Déjà le souvenir de son cauchemar s'enfuyait. Il n'en gardait que l'image floue d'un visage, de profil, les traits détirés dans un rictus macabre : celui de sa bien-aimée qui aurait franchi les portes de la mort.
- "Y a quelqu'un ?" cria une voix féminine en tambourinant à la porte.
Il se figea : c'était probablement ça qui l'avait éveillé. Il allait la bénir pour l'avoir sorti de ce cauchemar affreux qui le laissait encore tremblant et pas très fier sur ses jambes.
Il tâtonna dans l'obscurité, se dirigeant vers la porte pour l'ouvrir. La mi-nuit était passée de peu.
- "C'est à quel sujet ?" s'enquit-il, intrigué.
- "Vous êtes CrileLoup ?"
- "C'est bien comme ça qu'on m'appelle oui. Mais... pourquoi est-ce que vous me cherchez ?"
- "Messire, vous êtes mandé à l'hôpital de toute urgence. Je ne peux rien ajouter. Je vous en prie."
Un sourd malaise lui tombe sur le coeur.
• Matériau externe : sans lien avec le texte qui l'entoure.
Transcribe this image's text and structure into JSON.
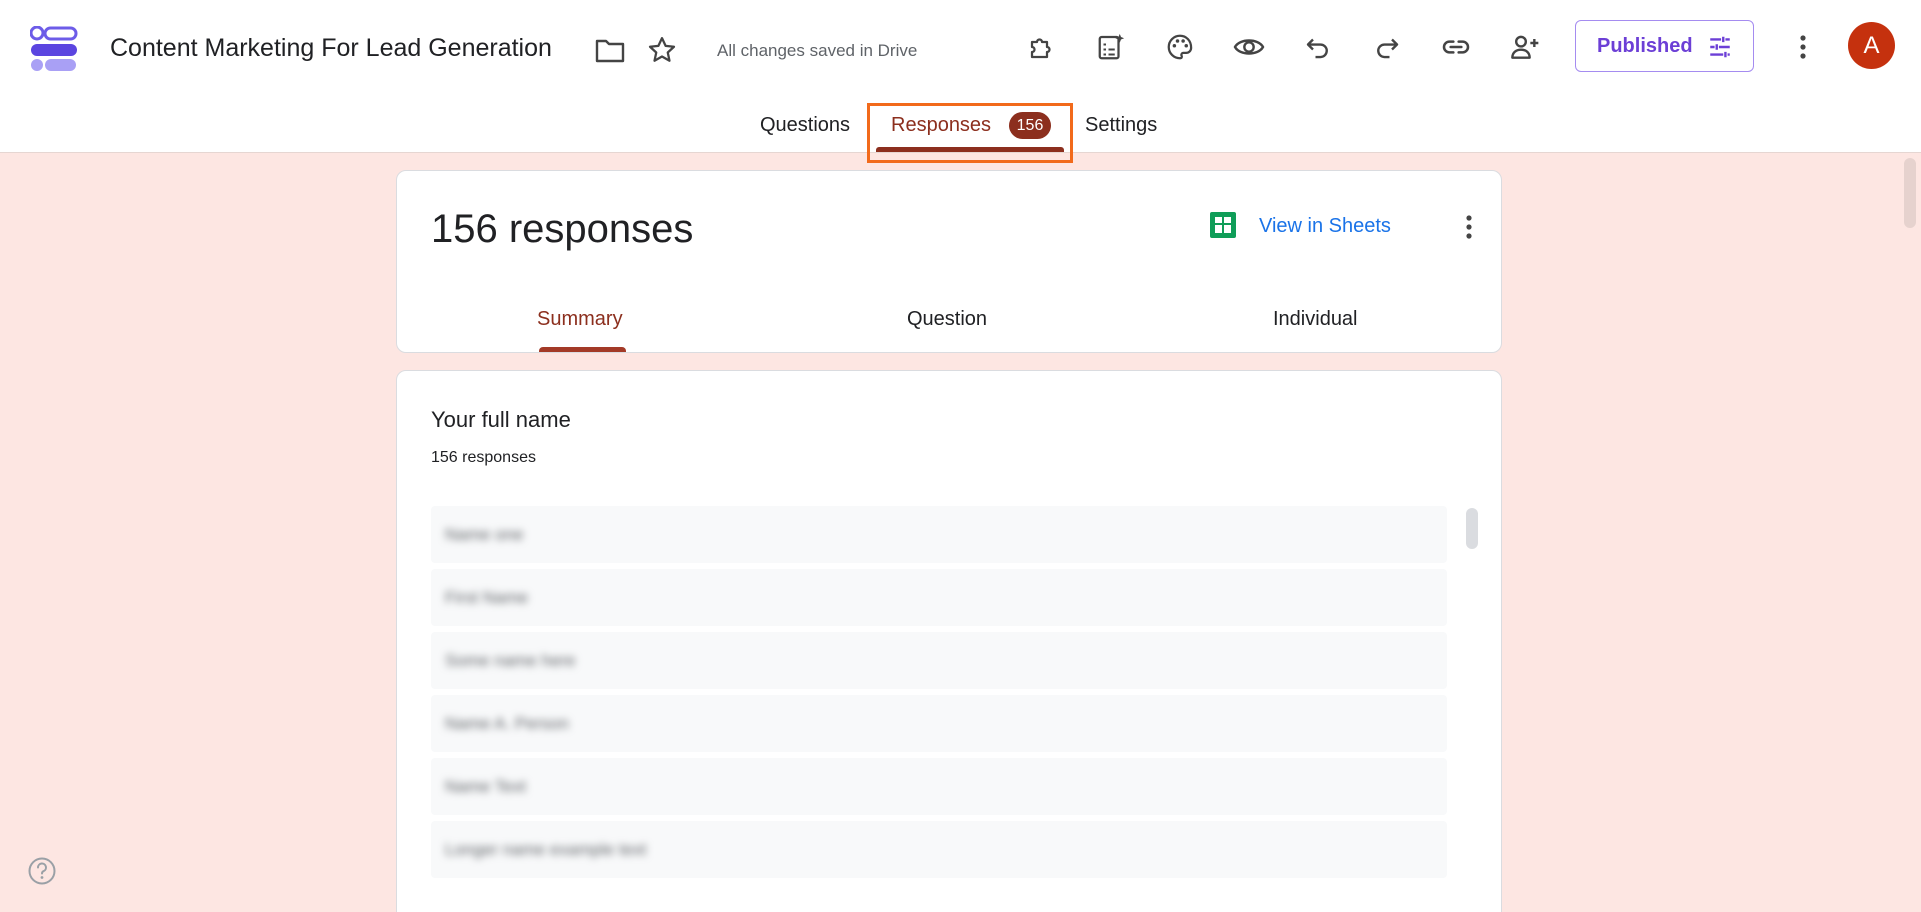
{
  "header": {
    "title": "Content Marketing For Lead Generation",
    "save_status": "All changes saved in Drive",
    "publish_label": "Published",
    "avatar_letter": "A",
    "icons": [
      "folder-icon",
      "star-icon",
      "addons-icon",
      "ai-summary-icon",
      "palette-icon",
      "preview-icon",
      "undo-icon",
      "redo-icon",
      "link-icon",
      "add-collaborator-icon",
      "tune-icon",
      "more-vert-icon"
    ]
  },
  "tabs": {
    "questions": "Questions",
    "responses": "Responses",
    "responses_badge": "156",
    "settings": "Settings",
    "active": "responses"
  },
  "summary": {
    "count_text": "156 responses",
    "view_in_sheets": "View in Sheets",
    "sub_tabs": {
      "summary": "Summary",
      "question": "Question",
      "individual": "Individual"
    },
    "active_sub_tab": "summary"
  },
  "question_card": {
    "title": "Your full name",
    "count_text": "156 responses",
    "responses": [
      "Name one",
      "First Name",
      "Some name here",
      "Name A. Person",
      "Name Text",
      "Longer name example text"
    ]
  },
  "colors": {
    "accent": "#8c2f1e",
    "background": "#fde6e2",
    "publish": "#6c3fd6",
    "link": "#1a73e8",
    "highlight": "#f26a1b",
    "avatar": "#c5310e",
    "sheets": "#0f9d58"
  }
}
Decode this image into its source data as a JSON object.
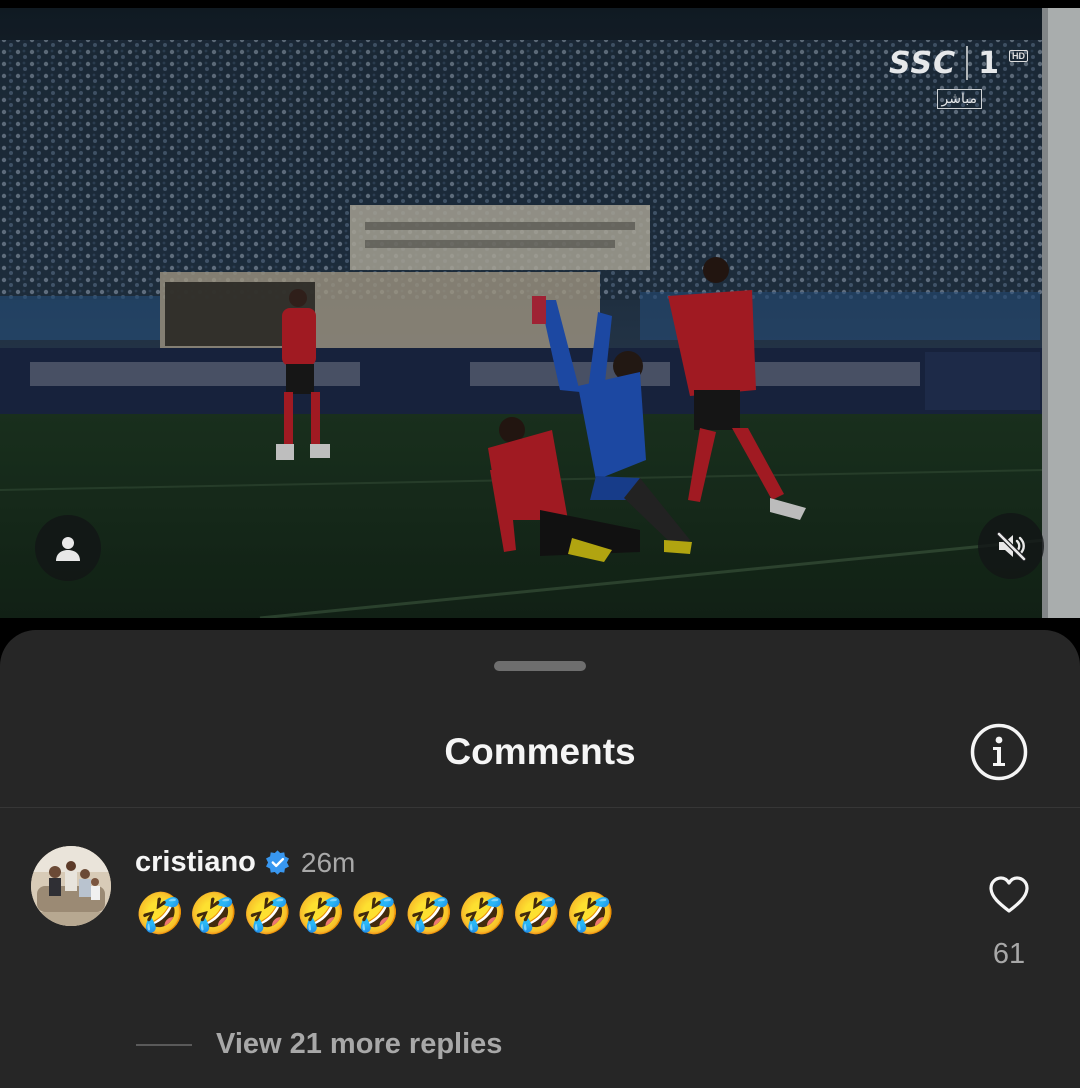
{
  "video": {
    "broadcaster_logo": "SSC",
    "channel_number": "1",
    "hd_badge": "HD",
    "live_label": "مباشر",
    "profile_button_icon": "person-icon",
    "mute_button_icon": "speaker-muted-icon"
  },
  "comments_sheet": {
    "title": "Comments",
    "info_icon": "info-circle-icon",
    "comment": {
      "username": "cristiano",
      "verified_icon": "verified-badge-icon",
      "time": "26m",
      "text": "🤣🤣🤣🤣🤣🤣🤣🤣🤣",
      "like_icon": "heart-outline-icon",
      "likes": "61"
    },
    "view_replies_label": "View 21 more replies"
  },
  "colors": {
    "sheet_background": "#262626",
    "verified_blue": "#3897f0",
    "secondary_text": "#a8a8a8"
  }
}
Il en sent la poigne glaciale qui l'étreint de plus en plus étroitement. Ses appels sur le cristal restaient sans réponse...
La suite n'est qu'une succession d'images confuses. En quelques gestes machinaux il rassure ses familiers intrigués par l'intervention nocturne, s'empare d'un sac et verrouille la porte.
Pourquoi a-t-il cette impression de refermer le couvercle d'un tombeau ?
La jeune femme le précède mais il ne la voit presque plus. Il est dans un brouillard, nauséeux, presque malade. Il se sent des sueurs froides tous les vingt pas et c'est avec l'estomac retourné qu'il franchit comme un automate le seuil de l'établissement.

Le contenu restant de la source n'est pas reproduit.